Summary
In Rivera, the Appellate Division, First Department affirmed that the injury suffered by the plaintiff on the defendant's premises was neither unforeseeable nor unexpected, given that the defendant had notice of criminal activity on its premises twenty minutes prior to an assault but failed to summon the police.

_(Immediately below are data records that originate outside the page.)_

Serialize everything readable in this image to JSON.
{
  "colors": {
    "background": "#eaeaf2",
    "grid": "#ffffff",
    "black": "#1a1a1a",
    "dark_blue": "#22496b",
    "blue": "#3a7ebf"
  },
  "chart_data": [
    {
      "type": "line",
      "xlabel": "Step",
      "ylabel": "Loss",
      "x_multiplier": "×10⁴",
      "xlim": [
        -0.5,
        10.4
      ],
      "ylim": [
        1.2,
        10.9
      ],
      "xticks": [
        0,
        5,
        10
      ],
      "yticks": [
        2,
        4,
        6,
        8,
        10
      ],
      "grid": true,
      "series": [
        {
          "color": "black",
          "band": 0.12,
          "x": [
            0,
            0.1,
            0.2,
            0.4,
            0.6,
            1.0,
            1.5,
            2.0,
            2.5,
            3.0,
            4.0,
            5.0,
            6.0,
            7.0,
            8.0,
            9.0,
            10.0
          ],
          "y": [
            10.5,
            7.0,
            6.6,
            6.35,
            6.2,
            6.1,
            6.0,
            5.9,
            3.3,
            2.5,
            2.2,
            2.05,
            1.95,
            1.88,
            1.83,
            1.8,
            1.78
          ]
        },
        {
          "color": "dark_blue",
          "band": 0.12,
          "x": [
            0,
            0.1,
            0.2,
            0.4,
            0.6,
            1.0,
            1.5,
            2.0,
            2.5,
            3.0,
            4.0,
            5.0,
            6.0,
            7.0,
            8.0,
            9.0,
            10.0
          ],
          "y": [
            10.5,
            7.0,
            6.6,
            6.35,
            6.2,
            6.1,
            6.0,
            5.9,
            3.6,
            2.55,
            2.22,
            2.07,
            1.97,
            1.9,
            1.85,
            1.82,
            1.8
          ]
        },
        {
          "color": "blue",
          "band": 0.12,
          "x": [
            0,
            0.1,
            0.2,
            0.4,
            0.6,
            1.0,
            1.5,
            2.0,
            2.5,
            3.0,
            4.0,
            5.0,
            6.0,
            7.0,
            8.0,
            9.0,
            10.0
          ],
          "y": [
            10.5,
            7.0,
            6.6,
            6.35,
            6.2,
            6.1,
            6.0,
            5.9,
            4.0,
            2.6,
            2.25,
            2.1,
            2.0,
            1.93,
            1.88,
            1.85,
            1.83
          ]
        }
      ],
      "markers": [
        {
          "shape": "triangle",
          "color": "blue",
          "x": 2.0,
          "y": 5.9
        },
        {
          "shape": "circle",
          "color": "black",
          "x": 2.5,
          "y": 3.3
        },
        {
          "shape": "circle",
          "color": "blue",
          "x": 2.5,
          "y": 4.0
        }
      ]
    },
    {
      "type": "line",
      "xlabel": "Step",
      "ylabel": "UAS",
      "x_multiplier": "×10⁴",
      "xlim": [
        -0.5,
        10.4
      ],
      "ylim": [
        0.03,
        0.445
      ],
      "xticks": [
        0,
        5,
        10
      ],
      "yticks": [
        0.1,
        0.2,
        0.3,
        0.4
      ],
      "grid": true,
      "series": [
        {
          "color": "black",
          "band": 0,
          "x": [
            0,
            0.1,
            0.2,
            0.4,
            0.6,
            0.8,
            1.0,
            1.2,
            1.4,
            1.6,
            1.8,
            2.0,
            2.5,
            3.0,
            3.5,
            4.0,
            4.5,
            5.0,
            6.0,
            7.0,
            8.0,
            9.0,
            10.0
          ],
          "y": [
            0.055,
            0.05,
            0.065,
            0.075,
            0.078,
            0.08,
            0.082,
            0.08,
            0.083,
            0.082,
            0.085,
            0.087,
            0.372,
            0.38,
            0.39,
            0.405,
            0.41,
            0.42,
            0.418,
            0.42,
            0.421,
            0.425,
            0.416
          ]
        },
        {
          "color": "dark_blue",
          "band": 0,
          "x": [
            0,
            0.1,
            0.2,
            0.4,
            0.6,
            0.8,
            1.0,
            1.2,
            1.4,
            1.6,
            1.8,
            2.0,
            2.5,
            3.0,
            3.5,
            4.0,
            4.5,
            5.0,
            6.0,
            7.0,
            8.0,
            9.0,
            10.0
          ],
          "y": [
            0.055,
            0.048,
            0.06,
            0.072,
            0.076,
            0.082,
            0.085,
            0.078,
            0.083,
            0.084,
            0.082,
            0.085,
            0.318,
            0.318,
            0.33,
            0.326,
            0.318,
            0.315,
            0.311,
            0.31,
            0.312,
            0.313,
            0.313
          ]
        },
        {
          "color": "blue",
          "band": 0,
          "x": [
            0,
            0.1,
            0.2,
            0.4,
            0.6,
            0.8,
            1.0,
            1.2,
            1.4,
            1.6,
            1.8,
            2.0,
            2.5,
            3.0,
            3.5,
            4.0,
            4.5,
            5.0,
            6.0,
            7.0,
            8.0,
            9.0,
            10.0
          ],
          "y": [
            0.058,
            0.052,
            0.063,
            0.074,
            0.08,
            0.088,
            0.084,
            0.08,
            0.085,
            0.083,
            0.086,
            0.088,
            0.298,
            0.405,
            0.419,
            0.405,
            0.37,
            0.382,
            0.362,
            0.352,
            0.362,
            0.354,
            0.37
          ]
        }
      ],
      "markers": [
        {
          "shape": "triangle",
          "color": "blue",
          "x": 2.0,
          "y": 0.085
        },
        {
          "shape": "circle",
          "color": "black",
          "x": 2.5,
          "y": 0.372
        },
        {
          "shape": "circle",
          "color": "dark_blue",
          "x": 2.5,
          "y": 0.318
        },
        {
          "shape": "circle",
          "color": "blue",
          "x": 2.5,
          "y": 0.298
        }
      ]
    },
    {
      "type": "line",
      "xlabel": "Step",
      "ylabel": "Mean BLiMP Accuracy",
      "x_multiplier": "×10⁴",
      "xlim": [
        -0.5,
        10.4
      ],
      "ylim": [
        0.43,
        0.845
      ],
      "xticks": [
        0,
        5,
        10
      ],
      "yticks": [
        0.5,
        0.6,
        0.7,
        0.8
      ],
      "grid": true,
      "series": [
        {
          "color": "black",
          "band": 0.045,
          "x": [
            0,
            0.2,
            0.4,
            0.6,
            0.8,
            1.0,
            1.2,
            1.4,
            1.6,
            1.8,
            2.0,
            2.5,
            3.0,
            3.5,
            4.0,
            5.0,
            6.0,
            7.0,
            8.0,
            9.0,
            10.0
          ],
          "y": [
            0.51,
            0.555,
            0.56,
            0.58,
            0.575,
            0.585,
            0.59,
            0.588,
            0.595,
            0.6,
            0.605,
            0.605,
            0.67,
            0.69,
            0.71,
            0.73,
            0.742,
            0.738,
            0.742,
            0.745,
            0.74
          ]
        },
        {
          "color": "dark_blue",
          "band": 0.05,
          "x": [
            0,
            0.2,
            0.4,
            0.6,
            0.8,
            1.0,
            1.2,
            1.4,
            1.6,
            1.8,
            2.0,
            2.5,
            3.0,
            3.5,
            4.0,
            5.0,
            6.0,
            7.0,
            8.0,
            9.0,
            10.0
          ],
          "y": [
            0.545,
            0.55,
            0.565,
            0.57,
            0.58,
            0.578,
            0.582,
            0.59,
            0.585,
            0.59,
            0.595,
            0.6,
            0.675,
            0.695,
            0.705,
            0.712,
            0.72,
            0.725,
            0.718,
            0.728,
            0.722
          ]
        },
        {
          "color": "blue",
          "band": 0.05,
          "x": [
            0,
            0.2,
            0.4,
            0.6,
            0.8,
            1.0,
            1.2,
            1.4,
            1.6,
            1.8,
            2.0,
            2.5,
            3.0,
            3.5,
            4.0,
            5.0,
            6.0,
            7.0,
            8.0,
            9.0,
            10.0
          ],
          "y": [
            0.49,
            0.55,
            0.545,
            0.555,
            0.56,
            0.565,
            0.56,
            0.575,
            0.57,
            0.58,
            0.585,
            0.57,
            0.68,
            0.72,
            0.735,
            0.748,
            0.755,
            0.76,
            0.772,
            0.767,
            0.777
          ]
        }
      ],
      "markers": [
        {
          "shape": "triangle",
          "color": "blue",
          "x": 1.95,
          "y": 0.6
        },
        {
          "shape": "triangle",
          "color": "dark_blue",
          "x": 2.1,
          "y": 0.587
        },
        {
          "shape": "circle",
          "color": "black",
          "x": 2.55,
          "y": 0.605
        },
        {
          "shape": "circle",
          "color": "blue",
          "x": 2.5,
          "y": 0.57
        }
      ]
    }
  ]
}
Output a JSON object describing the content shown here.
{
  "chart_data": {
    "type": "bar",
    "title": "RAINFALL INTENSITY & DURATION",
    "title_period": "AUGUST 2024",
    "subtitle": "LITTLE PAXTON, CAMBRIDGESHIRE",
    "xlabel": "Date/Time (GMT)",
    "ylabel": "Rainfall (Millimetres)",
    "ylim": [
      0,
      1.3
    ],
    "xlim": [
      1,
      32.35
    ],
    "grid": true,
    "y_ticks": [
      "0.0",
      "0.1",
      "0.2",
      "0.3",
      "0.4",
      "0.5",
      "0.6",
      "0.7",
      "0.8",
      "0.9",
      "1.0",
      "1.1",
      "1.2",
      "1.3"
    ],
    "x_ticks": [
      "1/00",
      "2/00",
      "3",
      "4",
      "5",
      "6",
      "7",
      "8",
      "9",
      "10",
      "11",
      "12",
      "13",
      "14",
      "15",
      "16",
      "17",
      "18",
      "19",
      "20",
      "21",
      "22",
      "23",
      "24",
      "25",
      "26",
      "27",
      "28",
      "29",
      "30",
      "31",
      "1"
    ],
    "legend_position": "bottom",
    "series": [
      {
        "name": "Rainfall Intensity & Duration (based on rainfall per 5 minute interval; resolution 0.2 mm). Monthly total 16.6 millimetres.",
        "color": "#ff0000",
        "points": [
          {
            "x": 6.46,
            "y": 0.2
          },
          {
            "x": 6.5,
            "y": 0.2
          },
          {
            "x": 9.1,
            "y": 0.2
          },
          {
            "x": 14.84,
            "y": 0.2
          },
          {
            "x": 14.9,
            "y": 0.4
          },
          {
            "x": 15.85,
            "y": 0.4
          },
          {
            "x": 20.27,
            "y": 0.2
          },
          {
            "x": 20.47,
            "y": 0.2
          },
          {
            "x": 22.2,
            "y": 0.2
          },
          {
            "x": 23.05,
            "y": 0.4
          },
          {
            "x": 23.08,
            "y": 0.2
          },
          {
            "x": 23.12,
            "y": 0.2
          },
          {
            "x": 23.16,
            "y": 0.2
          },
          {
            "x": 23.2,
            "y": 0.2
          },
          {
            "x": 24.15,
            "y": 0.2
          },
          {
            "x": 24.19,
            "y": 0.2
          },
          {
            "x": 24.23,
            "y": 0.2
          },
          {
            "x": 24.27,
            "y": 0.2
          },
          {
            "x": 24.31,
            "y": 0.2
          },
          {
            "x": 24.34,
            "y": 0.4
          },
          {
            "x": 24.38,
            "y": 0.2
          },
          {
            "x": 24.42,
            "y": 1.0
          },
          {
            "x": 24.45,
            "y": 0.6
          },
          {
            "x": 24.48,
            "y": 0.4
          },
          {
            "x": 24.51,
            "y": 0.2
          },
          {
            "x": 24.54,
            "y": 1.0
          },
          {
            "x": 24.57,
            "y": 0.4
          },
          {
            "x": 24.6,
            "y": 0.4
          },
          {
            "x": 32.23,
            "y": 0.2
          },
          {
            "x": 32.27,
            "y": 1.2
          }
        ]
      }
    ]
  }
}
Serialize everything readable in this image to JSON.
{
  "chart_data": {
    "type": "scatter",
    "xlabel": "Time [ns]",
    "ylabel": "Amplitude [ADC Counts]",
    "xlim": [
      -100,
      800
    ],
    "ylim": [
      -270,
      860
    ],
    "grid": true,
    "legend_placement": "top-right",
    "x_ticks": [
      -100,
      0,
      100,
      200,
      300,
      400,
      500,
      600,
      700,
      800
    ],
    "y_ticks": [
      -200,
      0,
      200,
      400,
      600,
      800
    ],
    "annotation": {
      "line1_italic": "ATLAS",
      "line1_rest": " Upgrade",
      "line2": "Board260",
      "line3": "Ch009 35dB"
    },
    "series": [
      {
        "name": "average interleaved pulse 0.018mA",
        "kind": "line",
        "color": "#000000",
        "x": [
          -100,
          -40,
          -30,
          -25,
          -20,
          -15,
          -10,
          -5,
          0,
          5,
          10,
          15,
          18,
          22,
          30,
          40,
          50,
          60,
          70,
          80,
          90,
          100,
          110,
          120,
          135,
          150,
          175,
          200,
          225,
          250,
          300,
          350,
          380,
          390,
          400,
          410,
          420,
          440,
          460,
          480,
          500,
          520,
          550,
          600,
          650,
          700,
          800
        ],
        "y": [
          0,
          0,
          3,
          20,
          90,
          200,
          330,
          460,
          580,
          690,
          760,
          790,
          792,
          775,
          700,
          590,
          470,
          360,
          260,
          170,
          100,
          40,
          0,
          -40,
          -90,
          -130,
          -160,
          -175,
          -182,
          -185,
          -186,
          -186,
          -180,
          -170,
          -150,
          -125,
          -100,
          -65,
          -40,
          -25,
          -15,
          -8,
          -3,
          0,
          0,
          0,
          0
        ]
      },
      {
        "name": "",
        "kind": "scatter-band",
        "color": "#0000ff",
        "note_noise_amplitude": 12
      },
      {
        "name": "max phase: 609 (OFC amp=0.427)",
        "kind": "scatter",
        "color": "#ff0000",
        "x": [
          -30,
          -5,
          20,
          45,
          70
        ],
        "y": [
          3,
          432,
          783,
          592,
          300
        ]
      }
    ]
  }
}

Summary of this case from Bensbeur v. Rihga Royal HotelOpinion
December 2, 1993
Appeal from the Supreme Court, Bronx County (Jerry L. Crispino, J.).
The IAS Court properly denied the defendant's motion seeking a directed verdict as to liability based upon the court's determination that the plaintiff had established a prima facie case for submission to the jury. Although a landlord or owner of a public establishment has no duty to protect its patrons from unforeseeable and unexpected assaults nor to take any protective measures unless there was a foreseeable risk of harm from criminal activities of third persons on the premises (Camacho v Edelman, 176 A.D.2d 453, 454), a landowner nevertheless has the duty to control the conduct of persons present on its premises when it has the opportunity to control or is reasonably aware of the necessity for such control (Lindskog v Southland Rest., 160 A.D.2d 842, 843).
The IAS Court properly determined that the evidence adduced at trial established that the assault upon the plaintiff on the defendant's premises was neither unforeseeable nor unexpected and that the facts support the jury's finding that the defendant's negligence in failing to promptly summon the police, although the defendant had notice of criminal activity on its premises 20 minutes prior to that assault, was a proximate cause of the plaintiff's injuries.
Nor did the IAS Court err in denying plaintiff's motion seeking to set aside the jury verdict awarding the plaintiff $115,000 in damages only for past pain and suffering, where, as here, there was substantial evidence showing that the plaintiff returned to work only two months after sustaining his injury, resumed most of his daily activities, and consistently failed to attend scheduled physical therapy sessions recommended by his physician. In those circumstances, the jury verdict did not deviate materially from what would be reasonable compensation for the injury sustained by the plaintiff (CPLR 5501 [c]; compare, Petryszyn v Di Fulvio, 185 A.D.2d 405 [3d Dept 1992]).
We have reviewed the remaining claims and find them to be without merit.
Concur — Sullivan, J.P., Carro, Rosenberger, Ross and Asch, JJ.